According to Knoth, smart wearables need:

* ultra-low quiescent current, both in operating mode and shutdown

* wide input voltage range to accommodate a variety of power sources

* the ability to efficiently power system rails (some with voltages of more than 5V)

* The ability to count Coulombs accurately without affecting IC quiescent current (battery consumption) current in order to determine battery run time

* small, light weight and low profile solution footprints

* advanced packaging for improved thermal performance and space efficiency.

“We have sought to address these market requirements with a variety of products, from ultra-low buck regulators to nanopower devices and energy harvesting regulators,” Knoth explains.

“For example, the LTC3388 is an ultra-low quiescent current synchronous buck converter capable of delivering up to 50mA of continuous output current from a 2.7 to 20V input supply. It has a no-load operating current of only 720nA which makes it suitable for battery-powered and low quiescent power applications.

“The LTC3335 is a nanopower high efficiency synchronous buck-boost converter with an onboard precision Coulomb counter that can deliver up to 50mA of continuous output current. With only 680nA of quiescent current and programmable peak input currents from as low as 5mA up to 250mA, we are using it to target wearable and IoT devices.”

ADI’s Broeders believes the market for wearable medical devices is evolving to not only provide health monitoring, but also more pro-active healthcare. But he accepts that power will always be a critical factor.

“Wearable designs require high performance, small size and low power, but integrating everything, including the battery, in a small package is still a challenge,” he says.

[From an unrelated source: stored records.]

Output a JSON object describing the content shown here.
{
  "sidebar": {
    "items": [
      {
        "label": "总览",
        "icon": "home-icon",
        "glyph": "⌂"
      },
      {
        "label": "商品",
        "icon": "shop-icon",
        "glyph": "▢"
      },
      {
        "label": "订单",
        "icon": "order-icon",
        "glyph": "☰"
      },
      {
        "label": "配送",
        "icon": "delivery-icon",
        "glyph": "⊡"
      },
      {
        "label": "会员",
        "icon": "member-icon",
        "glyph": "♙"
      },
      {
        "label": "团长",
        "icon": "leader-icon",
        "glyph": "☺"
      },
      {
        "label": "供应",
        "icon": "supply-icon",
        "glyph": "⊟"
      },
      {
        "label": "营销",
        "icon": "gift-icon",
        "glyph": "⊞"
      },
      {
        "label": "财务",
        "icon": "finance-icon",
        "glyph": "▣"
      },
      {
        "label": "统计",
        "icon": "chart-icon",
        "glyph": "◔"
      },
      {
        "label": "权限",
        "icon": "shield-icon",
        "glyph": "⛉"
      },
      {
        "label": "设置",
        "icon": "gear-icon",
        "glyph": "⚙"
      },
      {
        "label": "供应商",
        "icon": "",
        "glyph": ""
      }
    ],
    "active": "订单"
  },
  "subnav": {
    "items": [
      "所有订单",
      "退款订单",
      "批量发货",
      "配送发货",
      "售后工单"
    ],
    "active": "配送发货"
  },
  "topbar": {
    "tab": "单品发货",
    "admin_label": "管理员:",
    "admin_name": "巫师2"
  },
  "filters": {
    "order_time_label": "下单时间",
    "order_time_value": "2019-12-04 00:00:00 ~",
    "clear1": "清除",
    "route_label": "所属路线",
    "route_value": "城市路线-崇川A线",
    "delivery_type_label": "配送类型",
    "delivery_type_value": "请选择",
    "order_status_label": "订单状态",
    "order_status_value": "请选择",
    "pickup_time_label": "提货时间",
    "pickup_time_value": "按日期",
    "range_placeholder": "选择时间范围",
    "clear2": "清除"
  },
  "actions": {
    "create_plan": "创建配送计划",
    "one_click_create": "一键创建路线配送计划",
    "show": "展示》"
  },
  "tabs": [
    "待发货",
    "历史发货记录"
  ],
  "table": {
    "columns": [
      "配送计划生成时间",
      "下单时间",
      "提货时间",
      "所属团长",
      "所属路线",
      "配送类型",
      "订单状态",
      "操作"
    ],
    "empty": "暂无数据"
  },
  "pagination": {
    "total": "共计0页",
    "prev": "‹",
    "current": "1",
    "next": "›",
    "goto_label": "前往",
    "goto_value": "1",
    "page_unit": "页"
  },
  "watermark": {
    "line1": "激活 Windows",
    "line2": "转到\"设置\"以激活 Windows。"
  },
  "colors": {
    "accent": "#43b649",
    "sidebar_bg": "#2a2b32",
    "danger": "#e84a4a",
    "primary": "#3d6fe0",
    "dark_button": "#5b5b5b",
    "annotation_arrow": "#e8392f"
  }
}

Despite new battery technologies that are capable of bringing more capacity per unit volume, the battery ‘is still large compared to the electronics’.

Energy harvesting can reduce battery size and extend battery life and a number of technologies to harvest energy, including thermoelectric, piezoelectric, electromagnetic, and photovoltaic are available.

“Light and heat tend to be the most appropriate for wearable devices,” Broeders suggests. “The sensors usually don’t provide a lot of output power, so every Joule generated should be caught and used.”

Linear has developed an energy harvesting device – the LTC3331 – that is capable of delivering up to 50mA of continuous output current to extend battery life when harvestable energy is available.

“It integrates a high voltage energy harvesting power supply, a battery charger, and a synchronous buck-boost DC/DC converter, creating a single continuous regulated output for energy harvesting applications such as those in wireless sensor networks,” according to Knoth.

The wearable devices market is a fast changing one and developments are continuing at a pace but the biggest challenges will be, for the time being at least, how to minimise size and maximise battery lifetime.